Postado em 22 de abril de 2019 | Autor: Marcella Gava

Intensidade das reações alérgica, resposta imunoglobulínica e permeabilidade intestinal podem ser influenciada por processos industriais

As principais proteínas da farinha de trigo, as gliadinas, parecem ser alérgenos importantes e a forma de apresentação pode influenciar a ocorrência ou não desta resposta alérgica. Pensando nisso, Laure e colaboradores investigaram o desenvolvimento de alergia alimentar à gliadina em suas formas natural, desaminada e hidrolisada a fim de compreender se diferentes processos industriais alteram o desenvolvimento da resposta alérgica.

O estudo foi feito com cobaias e foi avaliada a resposta alérgica, fisiologia intestinal, a resposta imunoglobulínica e a infiltração celular. As cobaias foram sensibilizadas à gliadina nativa (GN) do trigo, à gliadina desaminada (GD) e à gliadina hidrolisada (GH). Foi avaliada a espessura da orelha do rato antes e após o teste, quantificadas as IgE, IgG1 e IgA específicas para gliadina e analisada a permeabilidade intestinal por análise histológica.

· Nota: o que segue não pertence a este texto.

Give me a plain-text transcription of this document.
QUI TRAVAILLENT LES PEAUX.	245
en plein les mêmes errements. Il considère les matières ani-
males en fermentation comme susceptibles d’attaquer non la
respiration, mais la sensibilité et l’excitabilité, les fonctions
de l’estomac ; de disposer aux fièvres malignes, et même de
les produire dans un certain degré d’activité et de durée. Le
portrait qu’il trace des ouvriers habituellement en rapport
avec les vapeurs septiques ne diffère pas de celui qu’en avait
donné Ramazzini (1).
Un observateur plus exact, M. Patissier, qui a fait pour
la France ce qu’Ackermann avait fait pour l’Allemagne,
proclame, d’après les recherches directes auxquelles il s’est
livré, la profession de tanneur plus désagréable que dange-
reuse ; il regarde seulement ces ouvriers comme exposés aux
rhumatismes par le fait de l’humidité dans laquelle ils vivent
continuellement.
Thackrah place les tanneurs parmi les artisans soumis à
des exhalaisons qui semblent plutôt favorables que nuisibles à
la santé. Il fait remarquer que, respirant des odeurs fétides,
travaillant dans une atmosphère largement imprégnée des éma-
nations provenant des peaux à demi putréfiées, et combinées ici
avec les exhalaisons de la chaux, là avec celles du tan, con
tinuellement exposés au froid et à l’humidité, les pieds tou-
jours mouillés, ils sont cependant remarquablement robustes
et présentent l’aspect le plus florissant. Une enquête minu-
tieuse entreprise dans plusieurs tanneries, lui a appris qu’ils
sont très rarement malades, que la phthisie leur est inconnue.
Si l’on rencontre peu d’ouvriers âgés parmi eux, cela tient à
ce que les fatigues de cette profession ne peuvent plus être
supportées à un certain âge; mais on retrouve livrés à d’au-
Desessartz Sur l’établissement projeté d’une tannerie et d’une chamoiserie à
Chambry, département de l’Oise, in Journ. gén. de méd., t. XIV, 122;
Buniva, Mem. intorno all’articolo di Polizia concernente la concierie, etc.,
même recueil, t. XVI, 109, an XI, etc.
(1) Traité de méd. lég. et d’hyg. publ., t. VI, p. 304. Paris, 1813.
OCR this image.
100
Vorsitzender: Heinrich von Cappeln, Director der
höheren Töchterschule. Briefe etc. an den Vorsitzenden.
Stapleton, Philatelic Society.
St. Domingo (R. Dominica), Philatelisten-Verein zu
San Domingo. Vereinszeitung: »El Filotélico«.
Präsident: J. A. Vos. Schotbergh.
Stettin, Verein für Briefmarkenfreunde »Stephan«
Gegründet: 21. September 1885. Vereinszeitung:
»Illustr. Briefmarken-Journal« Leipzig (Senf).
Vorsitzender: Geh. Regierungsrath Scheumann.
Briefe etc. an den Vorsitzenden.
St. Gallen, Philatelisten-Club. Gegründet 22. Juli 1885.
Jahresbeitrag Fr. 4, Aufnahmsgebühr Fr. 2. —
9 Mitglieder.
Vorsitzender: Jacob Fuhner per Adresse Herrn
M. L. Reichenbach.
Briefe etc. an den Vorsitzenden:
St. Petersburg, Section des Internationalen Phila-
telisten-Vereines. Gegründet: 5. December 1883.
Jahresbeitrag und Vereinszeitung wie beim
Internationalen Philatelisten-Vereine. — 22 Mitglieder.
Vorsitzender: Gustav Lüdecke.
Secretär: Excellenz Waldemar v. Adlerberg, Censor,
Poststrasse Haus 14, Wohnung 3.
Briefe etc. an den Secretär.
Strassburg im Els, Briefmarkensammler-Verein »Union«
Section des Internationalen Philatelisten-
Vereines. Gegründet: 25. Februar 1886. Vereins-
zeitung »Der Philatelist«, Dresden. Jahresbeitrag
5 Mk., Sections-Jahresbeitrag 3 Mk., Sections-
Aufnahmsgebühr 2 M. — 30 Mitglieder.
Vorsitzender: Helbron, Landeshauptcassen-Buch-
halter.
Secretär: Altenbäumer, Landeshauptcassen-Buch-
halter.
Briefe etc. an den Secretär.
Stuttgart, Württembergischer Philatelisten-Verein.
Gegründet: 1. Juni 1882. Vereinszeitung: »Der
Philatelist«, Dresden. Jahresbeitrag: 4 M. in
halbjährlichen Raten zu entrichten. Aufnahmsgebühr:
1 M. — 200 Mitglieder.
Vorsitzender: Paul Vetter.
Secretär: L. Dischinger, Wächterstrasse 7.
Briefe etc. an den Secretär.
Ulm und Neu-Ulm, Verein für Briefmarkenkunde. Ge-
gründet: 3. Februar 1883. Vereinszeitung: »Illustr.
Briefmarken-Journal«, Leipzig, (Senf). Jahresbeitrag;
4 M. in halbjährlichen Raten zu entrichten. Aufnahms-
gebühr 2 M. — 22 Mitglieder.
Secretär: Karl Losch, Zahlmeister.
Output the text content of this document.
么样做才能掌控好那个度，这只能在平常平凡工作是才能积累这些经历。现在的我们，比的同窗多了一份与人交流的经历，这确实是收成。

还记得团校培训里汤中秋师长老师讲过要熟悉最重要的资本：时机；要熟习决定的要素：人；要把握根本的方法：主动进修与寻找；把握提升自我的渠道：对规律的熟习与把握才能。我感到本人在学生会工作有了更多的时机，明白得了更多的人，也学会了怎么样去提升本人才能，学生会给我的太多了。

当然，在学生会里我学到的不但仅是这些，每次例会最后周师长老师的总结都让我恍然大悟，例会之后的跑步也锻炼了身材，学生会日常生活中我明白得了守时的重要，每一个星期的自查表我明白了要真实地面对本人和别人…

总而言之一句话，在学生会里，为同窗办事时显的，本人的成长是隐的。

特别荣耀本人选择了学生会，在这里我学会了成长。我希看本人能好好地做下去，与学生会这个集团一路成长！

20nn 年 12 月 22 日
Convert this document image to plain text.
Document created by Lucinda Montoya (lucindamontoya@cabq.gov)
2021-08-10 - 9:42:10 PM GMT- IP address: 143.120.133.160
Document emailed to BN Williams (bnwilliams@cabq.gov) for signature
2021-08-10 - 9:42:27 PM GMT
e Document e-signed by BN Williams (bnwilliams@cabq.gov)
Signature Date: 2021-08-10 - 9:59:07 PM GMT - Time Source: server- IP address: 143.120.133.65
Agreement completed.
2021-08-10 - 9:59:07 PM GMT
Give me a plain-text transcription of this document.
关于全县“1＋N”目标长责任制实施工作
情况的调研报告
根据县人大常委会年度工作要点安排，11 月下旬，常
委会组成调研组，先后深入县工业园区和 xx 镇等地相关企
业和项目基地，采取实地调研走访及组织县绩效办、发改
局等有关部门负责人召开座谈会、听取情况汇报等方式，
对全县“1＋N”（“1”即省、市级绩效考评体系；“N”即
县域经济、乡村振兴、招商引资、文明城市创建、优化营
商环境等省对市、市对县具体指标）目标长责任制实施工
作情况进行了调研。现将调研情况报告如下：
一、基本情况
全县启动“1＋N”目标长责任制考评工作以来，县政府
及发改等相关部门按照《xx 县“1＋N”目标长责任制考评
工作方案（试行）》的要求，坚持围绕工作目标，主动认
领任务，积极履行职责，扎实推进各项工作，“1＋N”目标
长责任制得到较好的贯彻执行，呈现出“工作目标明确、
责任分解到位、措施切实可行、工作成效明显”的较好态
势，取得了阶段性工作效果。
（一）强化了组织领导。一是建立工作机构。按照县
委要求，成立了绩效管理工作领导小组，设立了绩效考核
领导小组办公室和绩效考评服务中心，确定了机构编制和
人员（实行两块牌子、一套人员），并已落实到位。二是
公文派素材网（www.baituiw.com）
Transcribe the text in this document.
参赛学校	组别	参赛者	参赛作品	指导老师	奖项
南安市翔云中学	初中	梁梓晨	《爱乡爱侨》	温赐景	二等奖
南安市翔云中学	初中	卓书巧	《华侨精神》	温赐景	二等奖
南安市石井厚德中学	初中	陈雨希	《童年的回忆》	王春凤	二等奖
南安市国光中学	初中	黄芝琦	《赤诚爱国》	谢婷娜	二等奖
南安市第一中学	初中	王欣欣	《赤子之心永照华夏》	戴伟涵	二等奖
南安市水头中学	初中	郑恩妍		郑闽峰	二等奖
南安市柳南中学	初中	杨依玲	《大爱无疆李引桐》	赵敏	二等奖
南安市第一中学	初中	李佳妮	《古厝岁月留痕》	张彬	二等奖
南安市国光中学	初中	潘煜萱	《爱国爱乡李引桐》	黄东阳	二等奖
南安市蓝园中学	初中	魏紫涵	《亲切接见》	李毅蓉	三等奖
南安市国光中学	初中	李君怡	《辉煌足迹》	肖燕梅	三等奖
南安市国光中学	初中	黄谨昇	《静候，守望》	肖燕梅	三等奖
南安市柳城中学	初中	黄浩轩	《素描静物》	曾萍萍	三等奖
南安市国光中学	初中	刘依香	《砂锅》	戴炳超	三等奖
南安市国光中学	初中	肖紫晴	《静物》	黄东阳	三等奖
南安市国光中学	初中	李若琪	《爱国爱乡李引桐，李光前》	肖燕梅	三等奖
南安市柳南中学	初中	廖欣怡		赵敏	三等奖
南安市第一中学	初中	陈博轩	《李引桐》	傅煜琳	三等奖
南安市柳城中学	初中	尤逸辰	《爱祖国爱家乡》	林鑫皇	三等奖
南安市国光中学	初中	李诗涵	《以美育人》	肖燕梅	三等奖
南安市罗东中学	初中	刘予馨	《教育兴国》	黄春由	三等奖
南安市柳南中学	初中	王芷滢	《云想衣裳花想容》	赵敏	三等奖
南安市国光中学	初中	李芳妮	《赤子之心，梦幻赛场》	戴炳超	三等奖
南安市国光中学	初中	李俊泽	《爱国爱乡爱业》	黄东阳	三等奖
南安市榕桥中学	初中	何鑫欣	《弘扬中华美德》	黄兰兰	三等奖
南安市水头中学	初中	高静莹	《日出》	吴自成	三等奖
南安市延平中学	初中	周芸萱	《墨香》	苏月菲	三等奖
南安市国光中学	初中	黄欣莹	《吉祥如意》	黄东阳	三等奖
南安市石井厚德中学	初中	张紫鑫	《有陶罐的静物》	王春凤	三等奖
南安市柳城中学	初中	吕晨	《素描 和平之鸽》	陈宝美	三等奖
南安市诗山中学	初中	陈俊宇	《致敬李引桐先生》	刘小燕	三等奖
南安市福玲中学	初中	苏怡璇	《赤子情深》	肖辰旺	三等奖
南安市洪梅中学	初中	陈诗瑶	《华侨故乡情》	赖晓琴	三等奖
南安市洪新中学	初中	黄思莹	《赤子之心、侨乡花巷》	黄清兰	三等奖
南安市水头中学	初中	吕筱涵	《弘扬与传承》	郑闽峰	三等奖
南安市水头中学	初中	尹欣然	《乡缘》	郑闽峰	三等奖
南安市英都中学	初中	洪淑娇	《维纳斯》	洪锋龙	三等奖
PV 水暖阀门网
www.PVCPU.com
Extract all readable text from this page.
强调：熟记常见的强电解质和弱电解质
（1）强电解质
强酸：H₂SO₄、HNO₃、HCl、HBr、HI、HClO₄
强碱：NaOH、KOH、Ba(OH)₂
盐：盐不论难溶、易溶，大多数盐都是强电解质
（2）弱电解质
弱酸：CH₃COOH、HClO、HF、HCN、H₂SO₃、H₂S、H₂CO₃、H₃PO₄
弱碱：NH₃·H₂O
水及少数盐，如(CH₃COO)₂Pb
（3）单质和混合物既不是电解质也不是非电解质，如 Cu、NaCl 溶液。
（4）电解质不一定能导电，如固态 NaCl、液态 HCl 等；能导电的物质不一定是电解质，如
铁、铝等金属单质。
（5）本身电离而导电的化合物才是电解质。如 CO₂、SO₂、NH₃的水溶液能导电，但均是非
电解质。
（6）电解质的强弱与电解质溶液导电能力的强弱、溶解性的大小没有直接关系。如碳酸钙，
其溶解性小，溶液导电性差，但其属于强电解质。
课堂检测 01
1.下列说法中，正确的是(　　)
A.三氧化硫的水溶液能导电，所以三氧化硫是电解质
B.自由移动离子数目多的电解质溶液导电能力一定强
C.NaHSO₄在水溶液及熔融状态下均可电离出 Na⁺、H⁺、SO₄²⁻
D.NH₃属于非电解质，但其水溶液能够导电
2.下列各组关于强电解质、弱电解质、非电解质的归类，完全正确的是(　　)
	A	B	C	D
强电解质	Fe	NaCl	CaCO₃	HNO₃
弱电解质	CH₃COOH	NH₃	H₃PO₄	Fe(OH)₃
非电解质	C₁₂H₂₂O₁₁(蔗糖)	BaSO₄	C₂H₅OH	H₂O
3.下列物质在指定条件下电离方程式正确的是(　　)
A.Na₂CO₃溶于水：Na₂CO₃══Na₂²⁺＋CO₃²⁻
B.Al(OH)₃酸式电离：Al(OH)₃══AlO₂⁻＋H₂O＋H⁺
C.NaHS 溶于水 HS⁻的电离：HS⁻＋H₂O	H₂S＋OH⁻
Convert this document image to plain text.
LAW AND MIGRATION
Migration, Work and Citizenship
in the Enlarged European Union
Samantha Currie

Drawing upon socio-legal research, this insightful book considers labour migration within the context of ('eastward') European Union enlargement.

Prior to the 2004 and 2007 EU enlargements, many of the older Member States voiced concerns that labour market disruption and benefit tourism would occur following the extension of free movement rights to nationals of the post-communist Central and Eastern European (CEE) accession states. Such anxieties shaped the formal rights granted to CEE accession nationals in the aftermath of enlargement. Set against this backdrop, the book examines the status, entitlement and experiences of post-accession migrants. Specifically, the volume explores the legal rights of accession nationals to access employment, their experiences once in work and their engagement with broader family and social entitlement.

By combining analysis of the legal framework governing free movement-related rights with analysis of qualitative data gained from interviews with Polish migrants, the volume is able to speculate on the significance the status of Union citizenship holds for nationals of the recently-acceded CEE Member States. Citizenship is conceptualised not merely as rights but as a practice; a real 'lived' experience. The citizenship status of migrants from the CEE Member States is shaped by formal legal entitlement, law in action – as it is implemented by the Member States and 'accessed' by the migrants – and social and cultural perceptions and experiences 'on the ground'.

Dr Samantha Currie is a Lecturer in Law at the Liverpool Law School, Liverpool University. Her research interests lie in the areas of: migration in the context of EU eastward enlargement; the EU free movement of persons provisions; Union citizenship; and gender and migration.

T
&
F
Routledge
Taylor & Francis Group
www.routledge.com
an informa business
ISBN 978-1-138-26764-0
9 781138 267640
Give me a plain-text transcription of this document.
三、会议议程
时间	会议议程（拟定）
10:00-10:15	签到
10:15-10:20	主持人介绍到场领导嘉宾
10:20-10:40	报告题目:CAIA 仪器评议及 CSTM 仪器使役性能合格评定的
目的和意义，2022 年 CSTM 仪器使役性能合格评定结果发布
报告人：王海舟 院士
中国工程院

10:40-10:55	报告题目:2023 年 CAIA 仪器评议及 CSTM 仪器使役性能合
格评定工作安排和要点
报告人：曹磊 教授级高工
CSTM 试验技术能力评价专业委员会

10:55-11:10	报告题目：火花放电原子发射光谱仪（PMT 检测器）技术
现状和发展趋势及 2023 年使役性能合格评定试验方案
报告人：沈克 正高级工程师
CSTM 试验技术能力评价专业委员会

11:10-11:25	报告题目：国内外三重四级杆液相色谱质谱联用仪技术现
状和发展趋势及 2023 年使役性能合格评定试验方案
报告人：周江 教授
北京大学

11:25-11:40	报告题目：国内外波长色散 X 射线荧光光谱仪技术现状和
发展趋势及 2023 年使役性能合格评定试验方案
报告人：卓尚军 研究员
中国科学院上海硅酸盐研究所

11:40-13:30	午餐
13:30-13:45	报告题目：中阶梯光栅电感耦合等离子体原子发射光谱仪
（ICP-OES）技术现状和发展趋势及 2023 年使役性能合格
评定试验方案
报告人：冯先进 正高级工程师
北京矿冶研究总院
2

O grupo sensibilizado com teste oral com gliadina desaminada apresentou maior aumento da espessura da orelha, níveis mais altos de IgE específica, alterações intestinais mais intensas e maior aumento dos níveis de de IgE e IgG específicas, em comparação com grupo sensibilizado com gliadina nativa (p<0,05, p<0,001, p<0,01, p<0,001, p<0,001), demonstrando que a forma desaminada apresenta uma resposta alérgica mais forte. A nível tecidual, as cobaias sensibilizadas com gliadina nativa apresentaram maior inflamação tecidual do jejuno comparado a cobaias sensibilizadas com gliadina hidrolisada (p<0,0001). Após a segunda sensibilização, o grupo GN apresentou IgG e IgA aumentados em relação ao grupo GH e controle. Foi observada maior permeabilidade intestinal nas cobaias GD, bem como aumento da frequência de células dendríticas, da razão Th17/Treg, em comparação aos grupos GN e GH (p>0,05 e p<0,001). A razão Th2/Th1 e Th17/Treg também se mostrou maior no grupo GD em relação ao grupo controle.

Dessa forma, os autores demonstraram que processos industriais, como desaminação e hidrólise, podem alterar o potencial alergênico de gliadinas piorando ou reduzindo sua capacidade de sensibilização dependendo do processo.

Refêrencia:

Laure C, et al. Acid-hydrolyzed gliadins worsen food allergies through early sensitization. Molecular Nutrition & Food Research, 2018.